Performance and references
On consumer text and multimodal tests, MiniMax-01 rivals leading models like GPT-4 and Claude-3.5, with particularly strong results on long-context assessments. Notably, MiniMax-Text-01 achieved 100% accuracy on the Needle-In-A-Haystack task with a context of 4 million tokens.
The models also demonstrate minimal performance degradation as input length increases.
MiniMax plans regular updates to expand the models’ capabilities, including code and multimodal improvements.

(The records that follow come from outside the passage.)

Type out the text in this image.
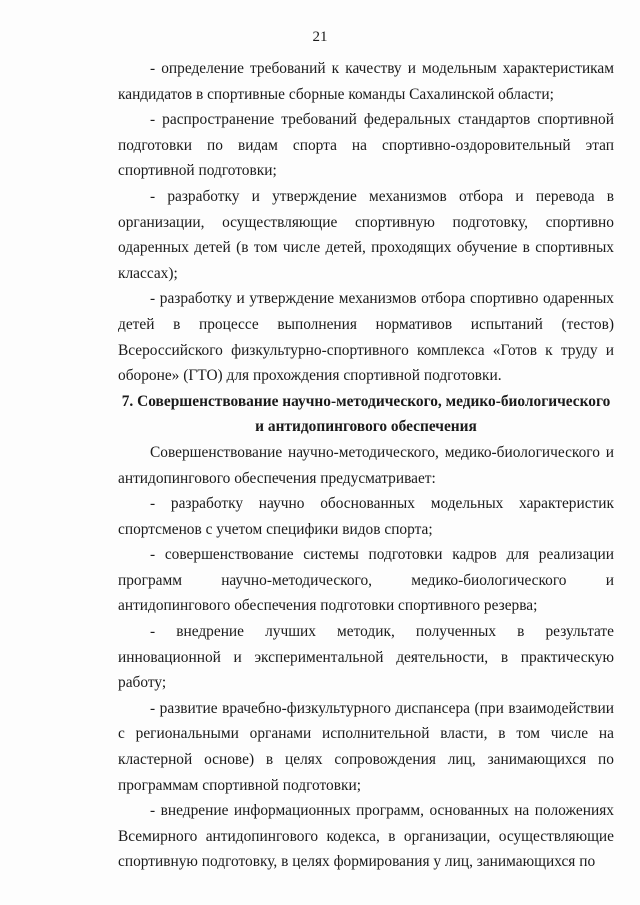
21

- определение требований к качеству и модельным характеристикам кандидатов в спортивные сборные команды Сахалинской области;

- распространение требований федеральных стандартов спортивной подготовки по видам спорта на спортивно-оздоровительный этап спортивной подготовки;

- разработку и утверждение механизмов отбора и перевода в организации, осуществляющие спортивную подготовку, спортивно одаренных детей (в том числе детей, проходящих обучение в спортивных классах);

- разработку и утверждение механизмов отбора спортивно одаренных детей в процессе выполнения нормативов испытаний (тестов) Всероссийского физкультурно-спортивного комплекса «Готов к труду и обороне» (ГТО) для прохождения спортивной подготовки.

7. Совершенствование научно-методического, медико-биологического и антидопингового обеспечения

Совершенствование научно-методического, медико-биологического и антидопингового обеспечения предусматривает:

- разработку научно обоснованных модельных характеристик спортсменов с учетом специфики видов спорта;

- совершенствование системы подготовки кадров для реализации программ научно-методического, медико-биологического и антидопингового обеспечения подготовки спортивного резерва;

- внедрение лучших методик, полученных в результате инновационной и экспериментальной деятельности, в практическую работу;

- развитие врачебно-физкультурного диспансера (при взаимодействии с региональными органами исполнительной власти, в том числе на кластерной основе) в целях сопровождения лиц, занимающихся по программам спортивной подготовки;

- внедрение информационных программ, основанных на положениях Всемирного антидопингового кодекса, в организации, осуществляющие спортивную подготовку, в целях формирования у лиц, занимающихся по
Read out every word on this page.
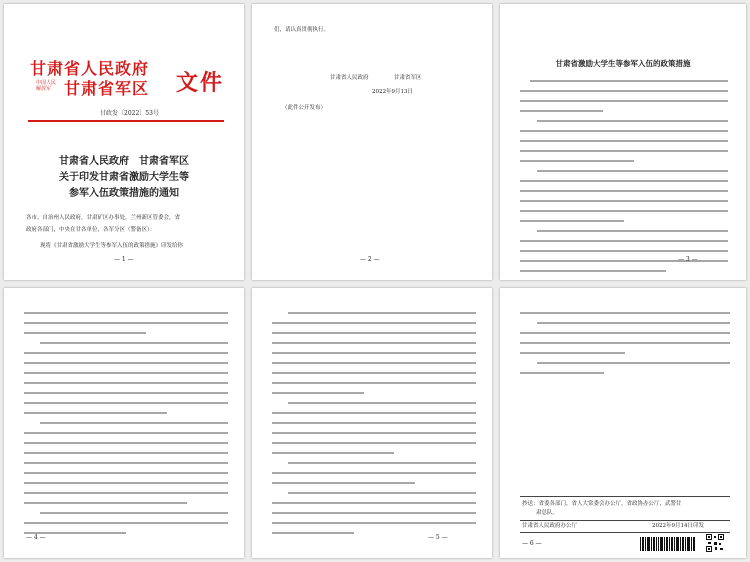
甘肃省人民政府
中国人民
解放军 甘肃省军区 文件
甘政发〔2022〕53号
甘肃省人民政府　甘肃省军区
关于印发甘肃省激励大学生等
参军入伍政策措施的通知
各市、自治州人民政府，甘肃矿区办事处，兰州新区管委会，省
政府各部门，中央在甘各单位，各军分区（警备区）：
现将《甘肃省激励大学生等参军入伍的政策措施》印发给你
— 1 —
们，请认真贯彻执行。
甘肃省人民政府	甘肃省军区
2022年9月13日
（此件公开发布）
— 2 —
甘肃省激励大学生等参军入伍的政策措施
— 3 —
— 4 —	— 5 —
抄送：省委各部门，省人大常委会办公厅，省政协办公厅，武警甘
肃总队。
甘肃省人民政府办公厅	2022年9月14日印发
— 6 —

The company views open source as a step toward creating foundational AI capabilities for the evolving AI agent landscape.
As 2025 promises to be a transformative year for AI agents, the need for durable memory and effective inter-agent communication increases. MiniMax innovations are designed to address these challenges.
Open to collaboration
MiniMax invites developers and researchers to explore the capabilities of MiniMax-01. Beyond open source, its team welcomes technical suggestions and collaboration requests on model@minimaxi.com.
With its commitment to cost-effective and scalable AI, MiniMax is positioned as a key player in shaping the era of AI agents. The MiniMax-01 series offers developers an exciting opportunity to push the boundaries of what long-context AI can achieve.